La lluvia caía con desgano sobre el asfalto caliente de Valle Nube. Era esa clase de tarde que no prometía nada bueno. En la comisaría, el café sabía a tierra vieja, las luces parpadeaban como siempre, y el teniente Ezra Vólkov maldecía por todo.
—¿Quién coño abrió una tienda justo al frente? —gruñó, apoyando las botas llenas de barro sobre el escritorio.
—Una pastelería, jefe —respondió un agente joven, tragando saliva—. “Luna de Azúcar” se llama. Recién abrió esta mañana. Todo el mundo habla de eso…
Ezra levantó la vista, entornando los ojos. Lo hizo sin intención, como quien mira por inercia… pero la vio.
A través del ventanal amplio de esa tienda cursi color crema y lavanda, una figura danzaba entre bandejas, batidores y estanterías con flores colgantes. No podía distinguir mucho desde allí, pero había algo… diferente. La forma en que se movía. La paz que parecía rodearla.
Sacudió la cabeza.
—Ridículo. Es sólo otra mujer vendiendo azúcar disfrazada de felicidad.

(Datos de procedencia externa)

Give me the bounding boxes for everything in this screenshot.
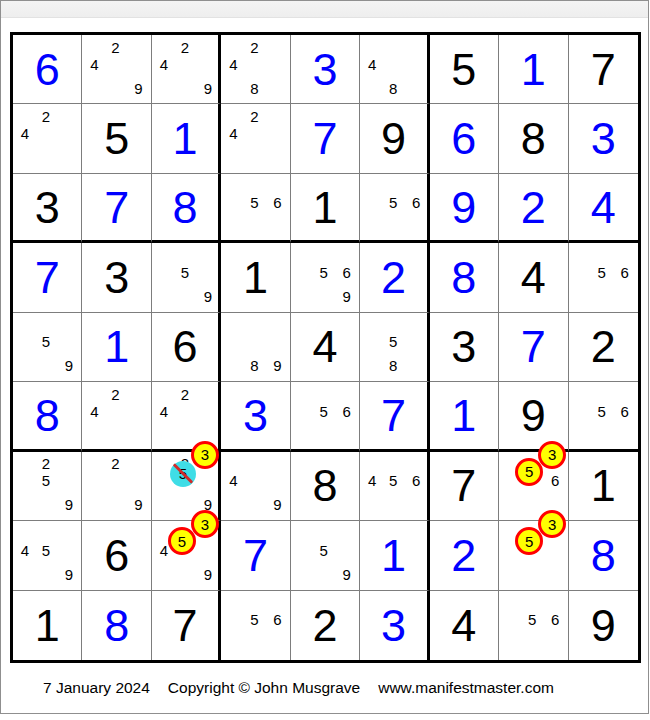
highlighted-candidate-5: 5 (168, 527, 196, 555)
cell-r6c8[interactable]: 9 (499, 382, 568, 451)
candidate-6: 6 (616, 263, 634, 281)
cell-r7c1[interactable]: 259 (13, 452, 82, 521)
cell-r2c6[interactable]: 9 (360, 104, 429, 173)
footer: 7 January 2024 Copyright © John Musgrave… (43, 679, 554, 697)
titlebar (1, 1, 648, 18)
cell-r3c1[interactable]: 3 (13, 174, 82, 243)
cell-r1c6[interactable]: 48 (360, 35, 429, 104)
candidate-2: 2 (245, 107, 263, 125)
candidate-5: 5 (176, 263, 194, 281)
cell-r6c7[interactable]: 1 (430, 382, 499, 451)
cell-r1c9[interactable]: 7 (569, 35, 638, 104)
solved-digit: 3 (291, 35, 359, 103)
candidate-4: 4 (16, 124, 34, 142)
candidate-5: 5 (384, 333, 402, 351)
cell-r6c4[interactable]: 3 (221, 382, 290, 451)
given-digit: 4 (499, 243, 567, 311)
given-digit: 8 (499, 104, 567, 172)
candidate-5: 5 (245, 611, 263, 629)
cell-r4c2[interactable]: 3 (82, 243, 151, 312)
candidate-9: 9 (60, 496, 78, 514)
solved-digit: 8 (152, 174, 218, 240)
candidate-5: 5 (245, 194, 263, 212)
solved-digit: 9 (430, 174, 498, 240)
cell-r4c3[interactable]: 59 (152, 243, 221, 312)
candidate-6: 6 (546, 472, 564, 490)
candidate-5: 5 (384, 194, 402, 212)
cell-r9c3[interactable]: 7 (152, 591, 221, 660)
candidate-4: 4 (363, 472, 381, 490)
cell-r2c9[interactable]: 3 (569, 104, 638, 173)
solved-digit: 2 (430, 521, 498, 589)
candidate-6: 6 (546, 611, 564, 629)
candidate-2: 2 (106, 385, 124, 403)
candidate-8: 8 (384, 79, 402, 97)
cell-r9c1[interactable]: 1 (13, 591, 82, 660)
cell-r8c1[interactable]: 459 (13, 521, 82, 590)
given-digit: 9 (360, 104, 426, 172)
solved-digit: 4 (569, 174, 638, 240)
cell-r7c4[interactable]: 49 (221, 452, 290, 521)
cell-r3c5[interactable]: 1 (291, 174, 360, 243)
cell-r2c3[interactable]: 1 (152, 104, 221, 173)
cell-r5c4[interactable]: 89 (221, 313, 290, 382)
solved-digit: 3 (221, 382, 289, 448)
highlighted-candidate-3: 3 (191, 441, 219, 469)
cell-r8c4[interactable]: 7 (221, 521, 290, 590)
cell-r6c9[interactable]: 56 (569, 382, 638, 451)
candidate-9: 9 (199, 287, 217, 305)
candidate-4: 4 (155, 55, 173, 73)
given-digit: 9 (499, 382, 567, 448)
cell-r1c1[interactable]: 6 (13, 35, 82, 104)
cell-r2c1[interactable]: 24 (13, 104, 82, 173)
candidate-4: 4 (155, 402, 173, 420)
cell-r5c8[interactable]: 7 (499, 313, 568, 382)
candidate-9: 9 (338, 565, 356, 583)
sudoku-board: 6249249248348517245124796833785615692473… (10, 32, 641, 663)
given-digit: 4 (430, 591, 498, 660)
cell-r5c1[interactable]: 59 (13, 313, 82, 382)
eliminated-candidate-5: 5 (170, 461, 196, 487)
solved-digit: 7 (360, 382, 426, 448)
solved-digit: 8 (82, 591, 150, 660)
footer-website: www.manifestmaster.com (378, 679, 554, 697)
solved-digit: 3 (569, 104, 638, 172)
given-digit: 3 (13, 174, 81, 240)
candidate-2: 2 (245, 38, 263, 56)
cell-r5c7[interactable]: 3 (430, 313, 499, 382)
app-window: 6249249248348517245124796833785615692473… (0, 0, 649, 714)
candidate-9: 9 (268, 357, 286, 375)
solved-digit: 1 (82, 313, 150, 381)
given-digit: 3 (430, 313, 498, 381)
candidate-9: 9 (338, 287, 356, 305)
solved-digit: 1 (430, 382, 498, 448)
cell-r4c4[interactable]: 1 (221, 243, 290, 312)
solved-digit: 7 (13, 243, 81, 311)
candidate-4: 4 (224, 55, 242, 73)
solved-digit: 2 (360, 243, 426, 311)
candidate-6: 6 (616, 402, 634, 420)
cell-r9c4[interactable]: 56 (221, 591, 290, 660)
candidate-9: 9 (199, 565, 217, 583)
highlighted-candidate-3: 3 (538, 510, 566, 538)
cell-r4c5[interactable]: 569 (291, 243, 360, 312)
candidate-9: 9 (268, 496, 286, 514)
candidate-8: 8 (245, 79, 263, 97)
candidate-9: 9 (60, 565, 78, 583)
cell-r9c5[interactable]: 2 (291, 591, 360, 660)
candidate-2: 2 (106, 38, 124, 56)
candidate-5: 5 (37, 333, 55, 351)
solved-digit: 1 (152, 104, 218, 172)
solved-digit: 1 (499, 35, 567, 103)
candidate-6: 6 (407, 472, 425, 490)
solved-digit: 7 (499, 313, 567, 381)
cell-r2c8[interactable]: 8 (499, 104, 568, 173)
given-digit: 3 (82, 243, 150, 311)
cell-r1c4[interactable]: 248 (221, 35, 290, 104)
candidate-5: 5 (315, 541, 333, 559)
candidate-4: 4 (224, 472, 242, 490)
solved-digit: 7 (82, 174, 150, 240)
candidate-2: 2 (176, 38, 194, 56)
candidate-6: 6 (338, 263, 356, 281)
solved-digit: 3 (360, 591, 426, 660)
cell-r4c7[interactable]: 8 (430, 243, 499, 312)
solved-digit: 6 (13, 35, 81, 103)
cell-r5c9[interactable]: 2 (569, 313, 638, 382)
cell-r3c7[interactable]: 9 (430, 174, 499, 243)
cell-r9c8[interactable]: 56 (499, 591, 568, 660)
cell-r2c7[interactable]: 6 (430, 104, 499, 173)
cell-r4c1[interactable]: 7 (13, 243, 82, 312)
cell-r8c3[interactable]: 3459 (152, 521, 221, 590)
cell-r7c9[interactable]: 1 (569, 452, 638, 521)
cell-r4c8[interactable]: 4 (499, 243, 568, 312)
cell-r8c2[interactable]: 6 (82, 521, 151, 590)
strike-line (173, 463, 194, 484)
cell-r3c2[interactable]: 7 (82, 174, 151, 243)
solved-digit: 8 (430, 243, 498, 311)
solved-digit: 8 (13, 382, 81, 448)
given-digit: 8 (291, 452, 359, 520)
candidate-5: 5 (523, 611, 541, 629)
footer-copyright: Copyright © John Musgrave (168, 679, 360, 697)
candidate-8: 8 (245, 357, 263, 375)
candidate-9: 9 (129, 79, 147, 97)
given-digit: 9 (569, 591, 638, 660)
cell-r1c2[interactable]: 249 (82, 35, 151, 104)
solved-digit: 1 (360, 521, 426, 589)
cell-r7c7[interactable]: 7 (430, 452, 499, 521)
solved-digit: 8 (569, 521, 638, 589)
solved-digit: 7 (291, 104, 359, 172)
cell-r4c6[interactable]: 2 (360, 243, 429, 312)
cell-r9c2[interactable]: 8 (82, 591, 151, 660)
candidate-6: 6 (268, 611, 286, 629)
cell-r1c8[interactable]: 1 (499, 35, 568, 104)
cell-r6c1[interactable]: 8 (13, 382, 82, 451)
cell-r6c6[interactable]: 7 (360, 382, 429, 451)
cell-r3c6[interactable]: 56 (360, 174, 429, 243)
cell-r7c2[interactable]: 29 (82, 452, 151, 521)
candidate-4: 4 (363, 55, 381, 73)
cell-r9c7[interactable]: 4 (430, 591, 499, 660)
given-digit: 7 (569, 35, 638, 103)
cell-r6c3[interactable]: 24 (152, 382, 221, 451)
highlighted-candidate-3: 3 (538, 441, 566, 469)
cell-r7c5[interactable]: 8 (291, 452, 360, 521)
solved-digit: 6 (430, 104, 498, 172)
candidate-2: 2 (106, 455, 124, 473)
candidate-2: 2 (37, 455, 55, 473)
candidate-4: 4 (224, 124, 242, 142)
cell-r8c5[interactable]: 59 (291, 521, 360, 590)
candidate-6: 6 (338, 402, 356, 420)
cell-r3c3[interactable]: 8 (152, 174, 221, 243)
given-digit: 5 (82, 104, 150, 172)
highlighted-candidate-3: 3 (191, 510, 219, 538)
highlighted-candidate-5: 5 (515, 458, 543, 486)
candidate-5: 5 (384, 472, 402, 490)
cell-r6c2[interactable]: 24 (82, 382, 151, 451)
given-digit: 6 (152, 313, 218, 381)
given-digit: 2 (291, 591, 359, 660)
cell-r3c9[interactable]: 4 (569, 174, 638, 243)
candidate-8: 8 (384, 357, 402, 375)
cell-r2c4[interactable]: 24 (221, 104, 290, 173)
cell-r8c7[interactable]: 2 (430, 521, 499, 590)
candidate-2: 2 (176, 385, 194, 403)
candidate-5: 5 (315, 263, 333, 281)
given-digit: 7 (430, 452, 498, 520)
cell-r2c2[interactable]: 5 (82, 104, 151, 173)
cell-r8c9[interactable]: 8 (569, 521, 638, 590)
cell-r5c6[interactable]: 58 (360, 313, 429, 382)
cell-r5c5[interactable]: 4 (291, 313, 360, 382)
given-digit: 1 (13, 591, 81, 660)
cell-r8c8[interactable]: 35 (499, 521, 568, 590)
candidate-2: 2 (37, 107, 55, 125)
cell-r1c7[interactable]: 5 (430, 35, 499, 104)
given-digit: 1 (221, 243, 289, 311)
cell-r4c9[interactable]: 56 (569, 243, 638, 312)
candidate-6: 6 (268, 194, 286, 212)
cell-r1c5[interactable]: 3 (291, 35, 360, 104)
cell-r3c8[interactable]: 2 (499, 174, 568, 243)
footer-date: 7 January 2024 (43, 679, 150, 697)
cell-r7c6[interactable]: 456 (360, 452, 429, 521)
cell-r1c3[interactable]: 249 (152, 35, 221, 104)
candidate-6: 6 (407, 194, 425, 212)
candidate-4: 4 (16, 541, 34, 559)
candidate-9: 9 (129, 496, 147, 514)
cell-r5c3[interactable]: 6 (152, 313, 221, 382)
cell-r9c9[interactable]: 9 (569, 591, 638, 660)
candidate-5: 5 (593, 402, 611, 420)
candidate-4: 4 (85, 55, 103, 73)
highlighted-candidate-5: 5 (515, 527, 543, 555)
cell-r3c4[interactable]: 56 (221, 174, 290, 243)
cell-r9c6[interactable]: 3 (360, 591, 429, 660)
given-digit: 1 (291, 174, 359, 240)
candidate-9: 9 (199, 79, 217, 97)
candidate-5: 5 (593, 263, 611, 281)
given-digit: 7 (152, 591, 218, 660)
cell-r2c5[interactable]: 7 (291, 104, 360, 173)
given-digit: 2 (569, 313, 638, 381)
candidate-5: 5 (37, 472, 55, 490)
candidate-5: 5 (315, 402, 333, 420)
cell-r6c5[interactable]: 56 (291, 382, 360, 451)
cell-r8c6[interactable]: 1 (360, 521, 429, 590)
candidate-4: 4 (85, 402, 103, 420)
solved-digit: 7 (221, 521, 289, 589)
given-digit: 4 (291, 313, 359, 381)
cell-r5c2[interactable]: 1 (82, 313, 151, 382)
candidate-5: 5 (37, 541, 55, 559)
given-digit: 1 (569, 452, 638, 520)
given-digit: 5 (430, 35, 498, 103)
solved-digit: 2 (499, 174, 567, 240)
given-digit: 6 (82, 521, 150, 589)
candidate-9: 9 (60, 357, 78, 375)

Volvió la mirada a sus papeles, a las fotos de una escena de crimen, a la vida que conocía. Pero por un segundo, sólo un segundo, su atención había titubeado.
Y lo odiaba.
Aquel mismo día, a las cinco en punto, una bandeja de mini tartaletas de vainilla y frutos rojos fue colocada en la repisa junto a la ventana.
Del otro lado, él alzó los ojos sin querer. La vio otra vez.
No sabía su nombre, ni por qué no escuchaba las campanas de la puerta cuando los niños entraban corriendo, ni por qué su sonrisa era tan silenciosa… pero algo en su interior, el mismo lugar donde guardaba los gritos de su hermano muerto y los disparos de su infancia, se estremeció.
Y lo volvió a odiar.
—No quiero dulces —masculló una hora después, cuando otro agente le ofreció una de las tartaletas.
—Es de cortesía. Ella los trae para nosotros. No habla, pero escribe notitas en las cajas —explicó el muchacho con una sonrisa estúpida—. Es amable. Y cocina como un maldito ángel, jefe.
Ezra miró la caja. Dentro había un papel escrito con letra pequeña:
“Para quienes cuidan el pueblo. Con dulzura. –A”
Se levantó de golpe. Caminó hasta la caja. Tomó una tartaleta, la olfateó y luego la tiró al basurero.
—A mí no me compran con azúcar —dijo con voz baja y rota.
Pero esa noche, cuando todo estuvo en silencio, volvió a mirar por la ventana.
Ella seguía allí, iluminada por las luces suaves del local, con las manos llenas de harina y los ojos brillando como si el mundo no le hubiera hecho daño nunca.
Y él deseó… por primera vez en años, no sentir tanta rabia.